Cost effective monitoring of journal bearing machines using Voyager Dynamics FDS with Waites predictive maintenance solution.

Many journal bearing machines are not adequately monitored due to the high cost of implementing proximity probes with a permanent rack monitoring solution. While expensive permanent rack monitoring solutions can be justified for high criticality turbomachinery and power turbines, they are not always practical for the motors, pumps, and fans operating throughout most industrial plants.

As a result, many facilities rely only on overall shaft displacement trends using their historian platform or attempt to monitor these assets using case-mounted accelerometers. Those approaches do not provide the plant with the diagnostic clarity needed to properly assess journal bearing machine mechanical integrity.

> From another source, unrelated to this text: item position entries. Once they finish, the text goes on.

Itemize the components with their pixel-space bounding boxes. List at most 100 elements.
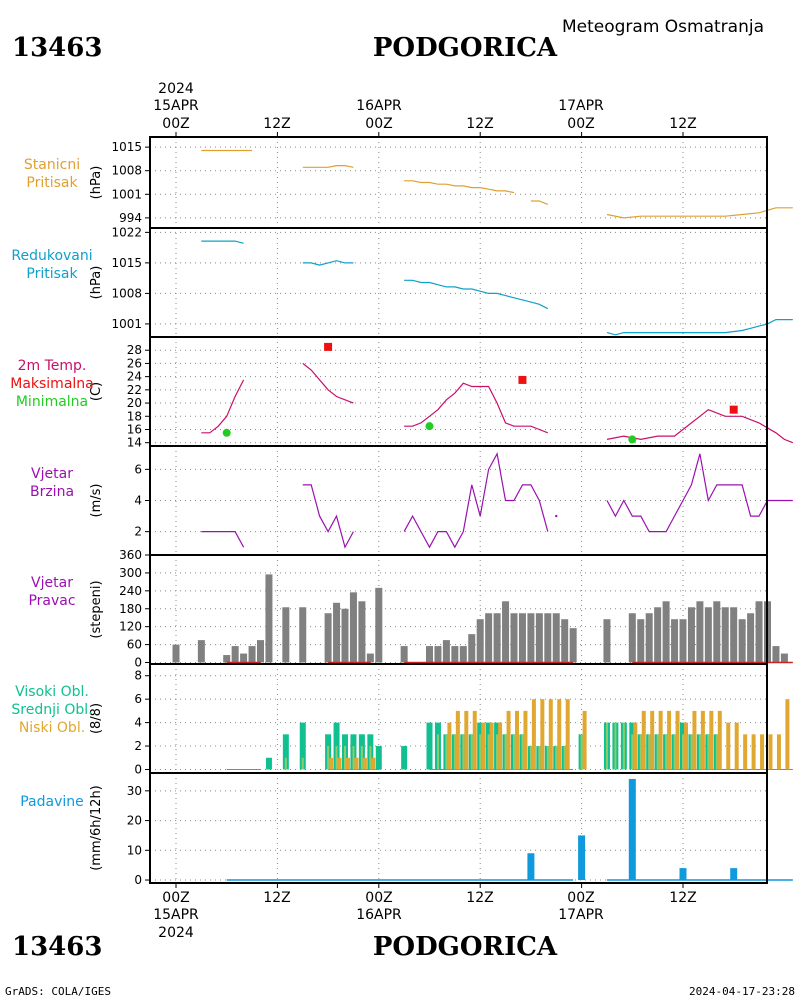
ytick-label: 28 <box>127 343 142 357</box>
wind-direction-bar <box>510 613 518 663</box>
low-cloud-bar <box>346 757 350 770</box>
low-cloud-bar <box>717 710 722 770</box>
ytick-label: 1001 <box>111 317 142 331</box>
wind-direction-bar <box>645 613 653 663</box>
panels-layer: 994100110081015(hPa)StanicniPritisak1001… <box>10 132 794 888</box>
series-point <box>555 514 558 518</box>
mid-cloud-bar <box>614 722 617 770</box>
low-cloud-bar <box>548 699 553 770</box>
wind-direction-bar <box>518 613 526 663</box>
ytick-label: 1008 <box>111 164 142 178</box>
mid-cloud-bar <box>698 734 701 770</box>
wind-direction-bar <box>552 613 560 663</box>
ytick-label: 60 <box>127 638 142 652</box>
panel-frame <box>149 445 768 556</box>
low-cloud-bar <box>684 722 688 770</box>
wind-direction-bar <box>468 634 476 663</box>
wind-direction-bar <box>527 613 535 663</box>
low-cloud-bar <box>354 757 359 770</box>
ytick-label: 20 <box>127 396 142 410</box>
series-line <box>606 409 794 444</box>
low-cloud-bar <box>557 699 562 770</box>
panel-label: Redukovani <box>11 248 92 264</box>
precip-bar <box>628 778 636 881</box>
panel-vjetar_pravac: 0 60 120 180 240 300 360 (stepeni) Vjetar Pravac <box>28 548 793 670</box>
hour-label-6-bottom: 12Z <box>669 890 696 906</box>
series-line <box>530 200 549 205</box>
panel-padavine: 0 10 20 30 (mm/6h/12h) Padavine <box>20 772 793 887</box>
mid-cloud-bar <box>639 734 642 770</box>
wind-direction-bar <box>493 613 501 663</box>
mid-cloud-bar <box>563 746 566 770</box>
low-cloud-bar <box>667 710 672 770</box>
wind-direction-bar <box>721 607 729 663</box>
mid-cloud-bar <box>555 746 558 770</box>
high-cloud-bar <box>375 746 382 770</box>
wind-direction-bar <box>671 619 679 663</box>
precip-bar <box>730 868 738 881</box>
low-cloud-bar <box>650 710 655 770</box>
hour-label-4-bottom: 12Z <box>466 890 493 906</box>
wind-direction-bar <box>358 601 366 663</box>
mid-cloud-bar <box>682 734 684 770</box>
y-axis-label: (m/s) <box>89 484 104 518</box>
low-cloud-bar <box>498 722 503 770</box>
y-axis-label: (C) <box>89 382 104 401</box>
precip-bar <box>679 868 687 881</box>
mid-cloud-bar <box>360 746 363 770</box>
y-axis-label: (hPa) <box>89 266 104 300</box>
hour-label-3-top: 00Z <box>365 116 392 132</box>
precip-bar <box>527 853 535 881</box>
low-cloud-bar <box>464 710 469 770</box>
wind-direction-bar <box>375 587 383 663</box>
low-cloud-bar <box>709 710 714 770</box>
panel-label: Vjetar <box>31 466 73 482</box>
ytick-label: 30 <box>127 784 142 798</box>
low-cloud-bar <box>633 722 638 770</box>
mid-cloud-bar <box>301 757 304 770</box>
ytick-label: 26 <box>127 356 142 370</box>
wind-direction-bar <box>299 607 307 663</box>
wind-direction-bar <box>704 607 712 663</box>
mid-cloud-bar <box>673 734 676 770</box>
wind-direction-bar <box>780 653 788 663</box>
ytick-label: 2 <box>134 739 142 753</box>
low-cloud-bar <box>734 722 739 770</box>
wind-direction-bar <box>426 646 433 663</box>
panel-label: Visoki Obl. <box>15 684 89 700</box>
panel-label: Stanicni <box>24 157 80 173</box>
wind-direction-bar <box>687 607 695 663</box>
mid-cloud-bar <box>665 734 668 770</box>
mid-cloud-bar <box>529 746 532 770</box>
max-temp-marker <box>324 342 333 351</box>
hour-label-4-top: 12Z <box>466 116 493 132</box>
wind-direction-bar <box>341 608 349 663</box>
ytick-label: 24 <box>127 370 142 384</box>
low-cloud-bar <box>692 710 697 770</box>
mid-cloud-bar <box>538 746 541 770</box>
low-cloud-bar <box>481 722 486 770</box>
panel-label: Maksimalna <box>10 376 94 392</box>
station-id: 13463 <box>12 33 102 63</box>
low-cloud-bar <box>523 710 528 770</box>
year-bottom: 2024 <box>158 925 194 941</box>
mid-cloud-bar <box>521 734 524 770</box>
low-cloud-bar <box>531 699 536 770</box>
low-cloud-bar <box>726 722 731 770</box>
low-cloud-bar <box>447 722 452 770</box>
y-axis-label: (hPa) <box>89 166 104 200</box>
wind-direction-bar <box>324 613 332 663</box>
panel-stanicni_pritisak: 994 1001 1008 1015 (hPa) Stanicni Pritisak <box>24 136 793 229</box>
hour-label-5-top: 00Z <box>567 116 594 132</box>
ytick-label: 18 <box>127 409 142 423</box>
ytick-label: 6 <box>134 692 142 706</box>
low-cloud-bar <box>760 734 765 770</box>
panel-label: Pritisak <box>26 266 78 282</box>
day-label-2-bottom: 16APR <box>356 907 402 923</box>
hour-label-1-bottom: 00Z <box>162 890 189 906</box>
series-line <box>404 382 549 434</box>
wind-direction-bar <box>755 601 763 663</box>
wind-direction-bar <box>197 640 205 663</box>
mid-cloud-bar <box>504 734 507 770</box>
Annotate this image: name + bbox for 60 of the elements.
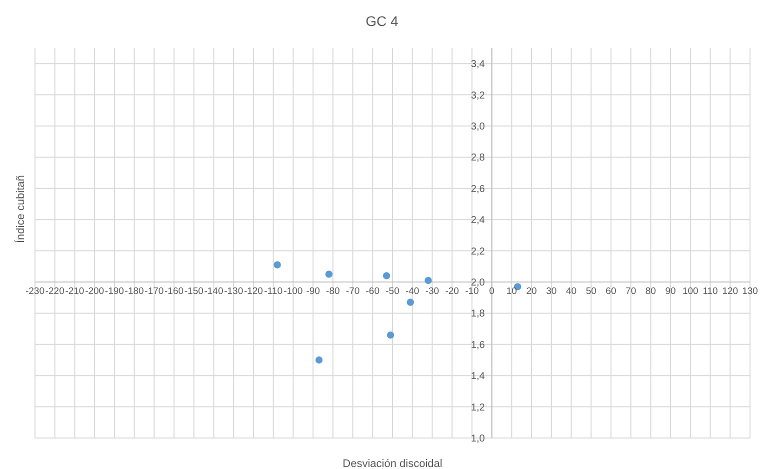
x-tick-label: 70 [626,286,636,297]
x-tick-label: -120 [244,286,263,297]
x-tick-label: -30 [425,286,440,297]
x-tick-label: 50 [586,286,596,297]
x-tick-label: -150 [184,286,204,297]
x-tick-label: 120 [722,286,738,297]
x-tick-label: 60 [606,286,616,297]
y-tick-label: 1,8 [470,308,486,320]
y-tick-label: 2,0 [470,278,486,288]
point [386,331,394,339]
x-tick-label: -20 [445,286,459,297]
x-tick-label: -220 [45,286,64,297]
x-tick-label: -90 [306,286,320,297]
x-tick-label: 20 [526,286,537,297]
x-tick-label: 10 [506,286,517,297]
point [406,298,414,306]
y-tick-label: 3,4 [470,59,486,70]
x-tick-label: -170 [144,286,164,297]
x-tick-label: 130 [742,286,758,297]
x-tick-label: 100 [682,286,698,297]
point [424,276,432,284]
x-tick-label: -230 [25,286,45,297]
point [325,270,333,278]
x-tick-label: -10 [465,286,479,297]
y-tick-label: 2,8 [470,152,486,164]
x-tick-label: -130 [224,286,244,297]
x-tick-label: 110 [702,286,718,297]
x-tick-label: 90 [665,286,676,297]
y-tick-label: 1,4 [470,371,486,382]
x-tick-label: -80 [326,286,340,297]
x-tick-label: -190 [104,286,124,297]
y-tick-label: 3,0 [470,122,486,132]
x-tick-label: -100 [284,286,303,297]
point [382,272,390,280]
y-tick-label: 3,2 [470,90,486,102]
x-tick-label: 40 [566,286,577,297]
x-tick-label: -210 [65,286,84,297]
x-tick-label: -50 [386,286,400,297]
x-tick-label: -60 [366,286,380,297]
y-tick-label: 2,4 [470,215,486,226]
y-tick-label: 2,2 [470,246,486,258]
x-tick-label: 0 [489,286,494,297]
point [274,261,281,268]
x-tick-label: -160 [164,286,184,297]
x-tick-label: -70 [346,286,360,297]
point [315,356,323,364]
x-tick-label: -110 [264,286,282,297]
x-axis-title: Desviación discoidal [342,458,442,469]
x-tick-label: -200 [85,286,104,297]
x-tick-label: -180 [124,286,144,297]
y-tick-label: 2,6 [470,184,486,195]
chart-title: GC 4 [364,13,400,29]
y-axis-title: Índice cubitañ [14,175,27,243]
y-tick-label: 1,6 [470,340,486,351]
x-tick-label: 30 [546,286,557,297]
x-tick-label: -40 [405,286,420,297]
y-tick-label: 1,2 [470,402,486,414]
x-tick-label: 80 [645,286,656,297]
y-tick-label: 1,0 [470,434,486,444]
x-tick-label: -140 [204,286,224,297]
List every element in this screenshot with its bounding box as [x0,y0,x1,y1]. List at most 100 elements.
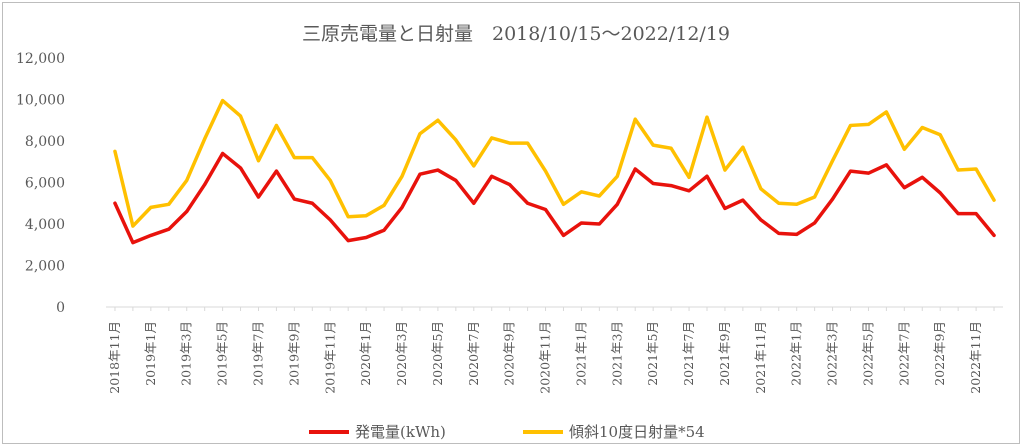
y-tick-label: 0 [56,300,65,316]
x-tick-label: 2019年1月 [143,321,158,386]
data-point [167,227,171,231]
data-point [149,205,153,209]
data-point [866,171,870,175]
data-point [597,222,601,226]
data-point [292,156,296,160]
data-point [364,214,368,218]
data-point [974,167,978,171]
x-tick-label: 2021年11月 [753,321,768,394]
data-point [400,174,404,178]
data-point [813,195,817,199]
x-tick-label: 2019年9月 [286,321,301,386]
data-point [203,137,207,141]
data-point [938,133,942,137]
data-point [884,110,888,114]
data-point [292,197,296,201]
data-point [669,184,673,188]
data-point [526,201,530,205]
data-point [723,206,727,210]
x-tick-label: 2019年5月 [215,321,230,386]
data-point [310,156,314,160]
data-point [813,221,817,225]
data-point [687,175,691,179]
data-point [256,195,260,199]
data-point [831,197,835,201]
data-point [687,189,691,193]
data-point [956,212,960,216]
legend-label: 傾斜10度日射量*54 [569,423,705,441]
x-tick-label: 2021年7月 [681,321,696,386]
x-tick-label: 2020年9月 [502,321,517,386]
data-point [561,202,565,206]
data-point [508,183,512,187]
chart-title: 三原売電量と日射量 2018/10/15～2022/12/19 [302,23,730,45]
data-point [221,99,225,103]
data-point [633,117,637,121]
data-point [113,201,117,205]
data-point [777,201,781,205]
data-point [866,122,870,126]
data-point [938,191,942,195]
y-tick-label: 8,000 [25,134,65,150]
x-tick-label: 2022年7月 [896,321,911,386]
data-point [436,118,440,122]
data-point [203,183,207,187]
x-tick-label: 2022年9月 [932,321,947,386]
data-point [239,166,243,170]
data-point [992,233,996,237]
data-point [346,239,350,243]
y-tick-label: 12,000 [16,51,65,67]
x-tick-label: 2018年11月 [107,321,122,394]
data-point [795,232,799,236]
data-point [651,143,655,147]
data-point [615,174,619,178]
data-point [310,201,314,205]
data-point [113,149,117,153]
data-point [884,163,888,167]
data-point [149,233,153,237]
data-point [597,194,601,198]
data-point [705,174,709,178]
legend: 発電量(kWh) 傾斜10度日射量*54 [309,423,705,441]
data-point [669,146,673,150]
data-point [759,218,763,222]
data-point [974,212,978,216]
series-line-2 [113,98,996,228]
legend-label: 発電量(kWh) [355,423,446,441]
data-point [741,198,745,202]
y-tick-label: 4,000 [25,217,65,233]
data-point [561,233,565,237]
y-tick-label: 10,000 [16,93,65,109]
x-axis: 2018年11月 2019年1月 2019年3月 2019年5月 2019年7月 2019… [106,306,1003,394]
x-tick-label: 2019年3月 [179,321,194,386]
y-tick-label: 6,000 [25,176,65,192]
data-point [221,151,225,155]
data-point [849,123,853,127]
data-point [705,115,709,119]
data-point [454,138,458,142]
data-point [346,215,350,219]
x-tick-label: 2021年5月 [645,321,660,386]
data-point [741,145,745,149]
data-point [418,132,422,136]
data-point [902,147,906,151]
x-tick-label: 2020年11月 [538,321,553,394]
data-point [723,168,727,172]
data-point [490,136,494,140]
x-tick-label: 2020年7月 [466,321,481,386]
data-point [526,141,530,145]
data-point [579,221,583,225]
data-point [454,178,458,182]
x-tick-label: 2020年5月 [430,321,445,386]
x-tick-label: 2021年1月 [573,321,588,386]
series-line-1 [113,151,996,245]
data-point [364,235,368,239]
data-point [328,218,332,222]
data-point [382,228,386,232]
data-point [472,201,476,205]
data-point [508,141,512,145]
data-point [633,167,637,171]
data-point [256,159,260,163]
x-tick-label: 2022年5月 [860,321,875,386]
series-group [113,98,996,245]
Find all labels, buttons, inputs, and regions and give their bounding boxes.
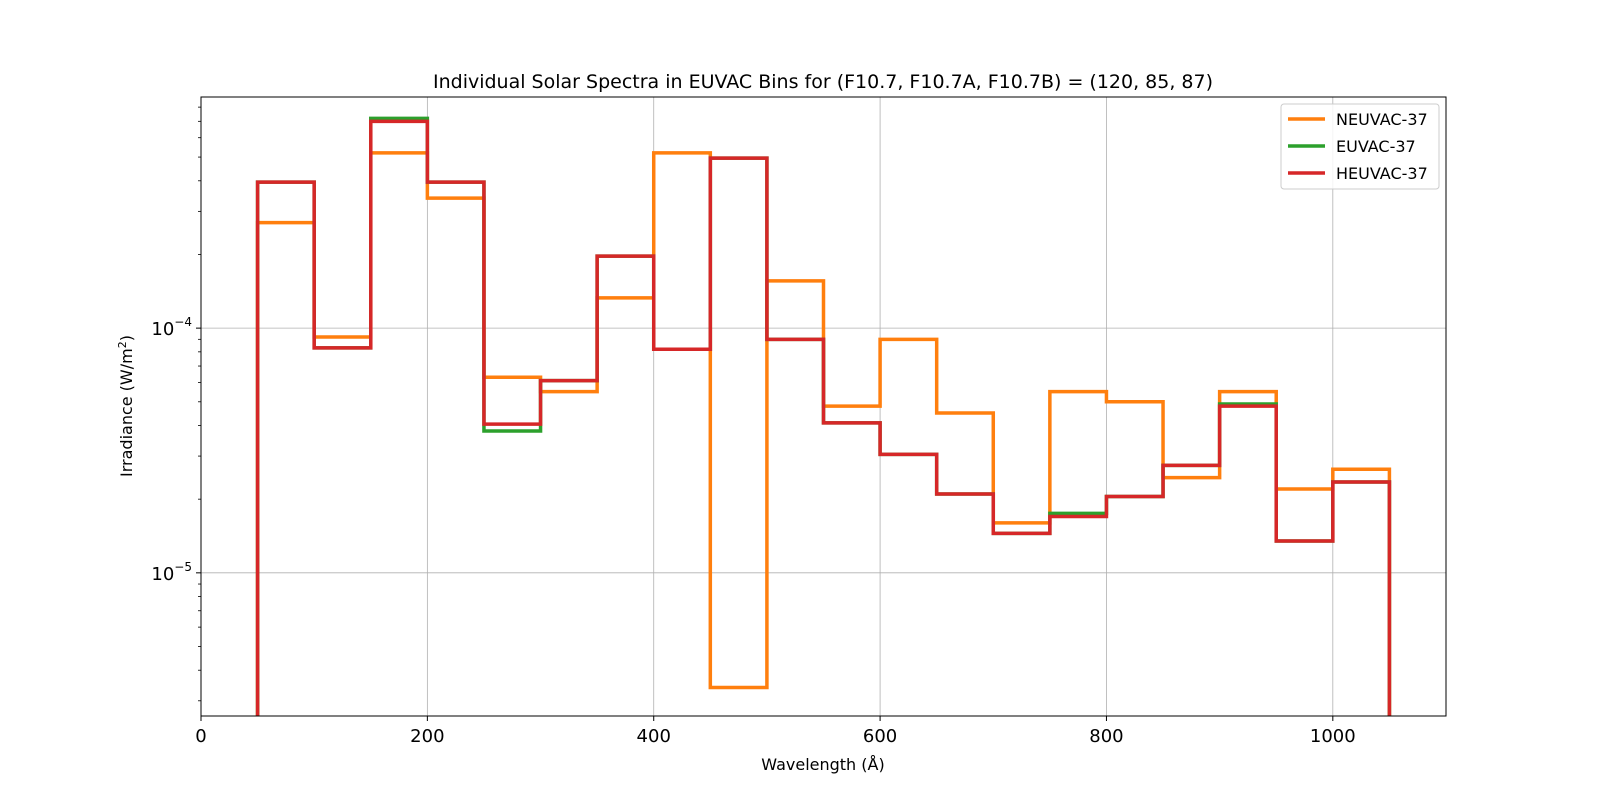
- series-line: [255, 119, 1392, 716]
- y-axis: 10−5 10−4: [151, 106, 201, 702]
- y-axis-label-end: ): [117, 335, 136, 341]
- legend-label-heuvac: HEUVAC-37: [1336, 164, 1428, 183]
- chart-title: Individual Solar Spectra in EUVAC Bins f…: [433, 71, 1213, 93]
- x-tick-label: 1000: [1310, 726, 1356, 747]
- x-tick-label: 400: [637, 726, 671, 747]
- y-axis-label: Irradiance (W/m2): [116, 335, 136, 477]
- plot-frame: [200, 96, 1447, 717]
- y-axis-label-main: Irradiance (W/m: [117, 348, 136, 477]
- legend-label-neuvac: NEUVAC-37: [1336, 110, 1428, 129]
- x-tick-label: 200: [410, 726, 444, 747]
- legend-frame: [1280, 103, 1440, 190]
- y-tick-label: 10−5: [151, 560, 192, 585]
- x-axis-label: Wavelength (Å): [761, 755, 884, 774]
- x-tick-label: 600: [863, 726, 897, 747]
- x-axis: 0 200 400 600 800 1000: [195, 716, 1356, 747]
- series-layer: [255, 116, 1392, 716]
- x-tick-label: 800: [1089, 726, 1123, 747]
- y-axis-label-sup: 2: [116, 341, 129, 348]
- legend: NEUVAC-37 EUVAC-37 HEUVAC-37: [1280, 103, 1440, 190]
- y-tick-label: 10−4: [151, 315, 192, 340]
- legend-label-euvac: EUVAC-37: [1336, 137, 1416, 156]
- series-heuvac-37: [255, 119, 1392, 716]
- x-tick-label: 0: [195, 726, 206, 747]
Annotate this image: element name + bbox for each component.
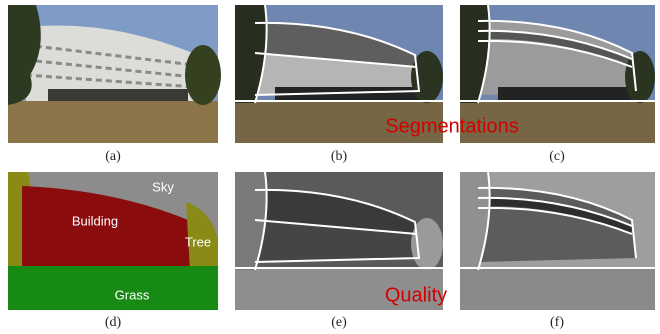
- panel-label: (b): [331, 149, 348, 164]
- panel-label: (e): [331, 315, 347, 330]
- panel-label: (c): [549, 149, 565, 164]
- annotation: Quality: [385, 284, 447, 306]
- quality-panel: [460, 172, 655, 310]
- region-label: Building: [72, 213, 118, 228]
- region-label: Tree: [185, 234, 211, 249]
- grass: [8, 266, 218, 310]
- region-label: Grass: [115, 287, 150, 302]
- segment: [460, 268, 655, 310]
- tree-right: [185, 45, 221, 105]
- panel-label: (f): [550, 315, 564, 330]
- figure: Sky Building Tree Grass Segmentations Qu…: [0, 0, 660, 334]
- ground-floor: [48, 89, 188, 101]
- panel-label: (d): [105, 315, 122, 330]
- segment: [498, 87, 636, 101]
- panel-label: (a): [105, 149, 121, 164]
- label-panel: Sky Building Tree Grass: [8, 172, 218, 310]
- region-label: Sky: [152, 179, 174, 194]
- photo-panel: [8, 5, 221, 143]
- grass: [8, 101, 218, 143]
- annotation: Segmentations: [385, 115, 518, 137]
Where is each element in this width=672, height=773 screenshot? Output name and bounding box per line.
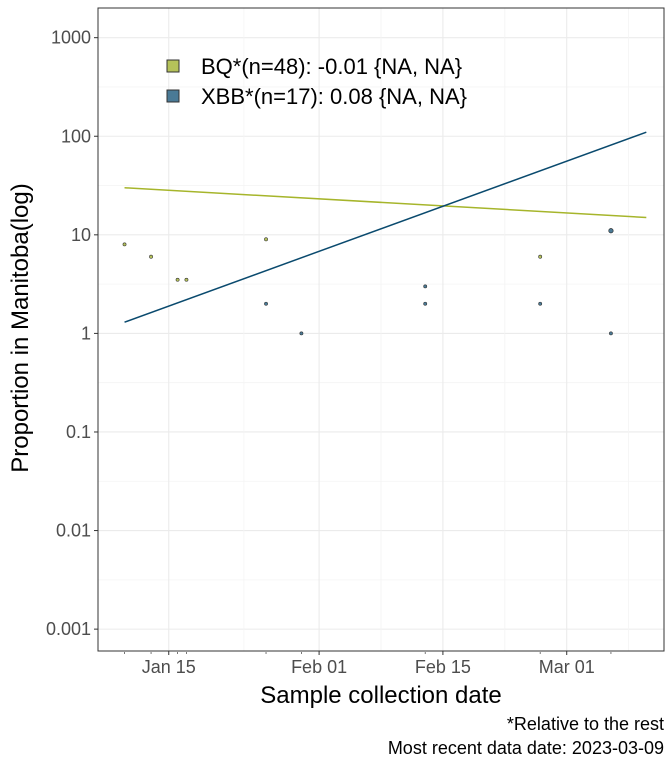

A more scalable and cost-effective alternative is to combine the FDS dynamic strain sensor with a Waites Wireless Node.

Key benefits:

• Journal bearing monitoring is comparable to proximity probes at a fraction of the implementation cost
• No shaft journal surface preparation required
• Simplified installation using adhesive-mounted FDS with the Waites wireless communication
• IEPE FDS sensors connect directly to a Waites Wireless Node using a short cable connection
• Battery-powered or line-powered deployment options
• Wireless communication from node to gateway eliminates expensive and labor-intensive cable runs
• High-frequency waveform and dynamic spectral data support advanced diagnostic capabilities of malfunctions and faults
• Continuous remote monitoring with cloud-based software allows analysts to view, analyze and report on data from anywhere
• Full diagnostic visibility at a cost point often associated only with basic overall vibration monitoring

Installation images below show single-sensor and dual-sensor FDS monitoring on a large AC induction motor. Learn more about the monitoring approaches: Voyager Dynamics.

Figure 1: Single FDS sensor on large motor used for basic diagnostics.

Figure 4. Overall trend, time waveform, and spectral data captured within the Waites platform using Voyager Dynamics FDS sensors in the Waites predictive maintenance software.

Figure 4 highlights several important observations from this installation.

1. Since the sensor measures the dynamic reaction of the fluid pressure within the bearing rather than the journal surface, the FDS sensors do not require compensation typically associated with a proximity probe. Additionally, the data avoids the structural and mechanical noise commonly found in case-mounted accelerometer measurements, making the signals more straightforward to interpret and analyze.
2. The data indicates a misalignment condition on the motor. In a properly aligned horizontal oriented motor, the maximum fluid pressure is typically expected near the bottom dead center (BDC) position of the bearing. For this reason, the primary FDS sensor is mounted at the BDC location to monitor pressure response. However, the trend data in figure 5 shows the FDS sensor located 45 degrees from BDC recording is higher in amplitude than the BDC reading. This suggests the pressure wedge has shifted from its expected location, which is commonly associated with misalignment. The spectral data further supports this, showing characteristic 1X, 2X, and 3X running speed harmonics.

This asset continues to be monitored through the Waites platform, and the customer has visibility into the developing condition to support planning during the next maintenance window.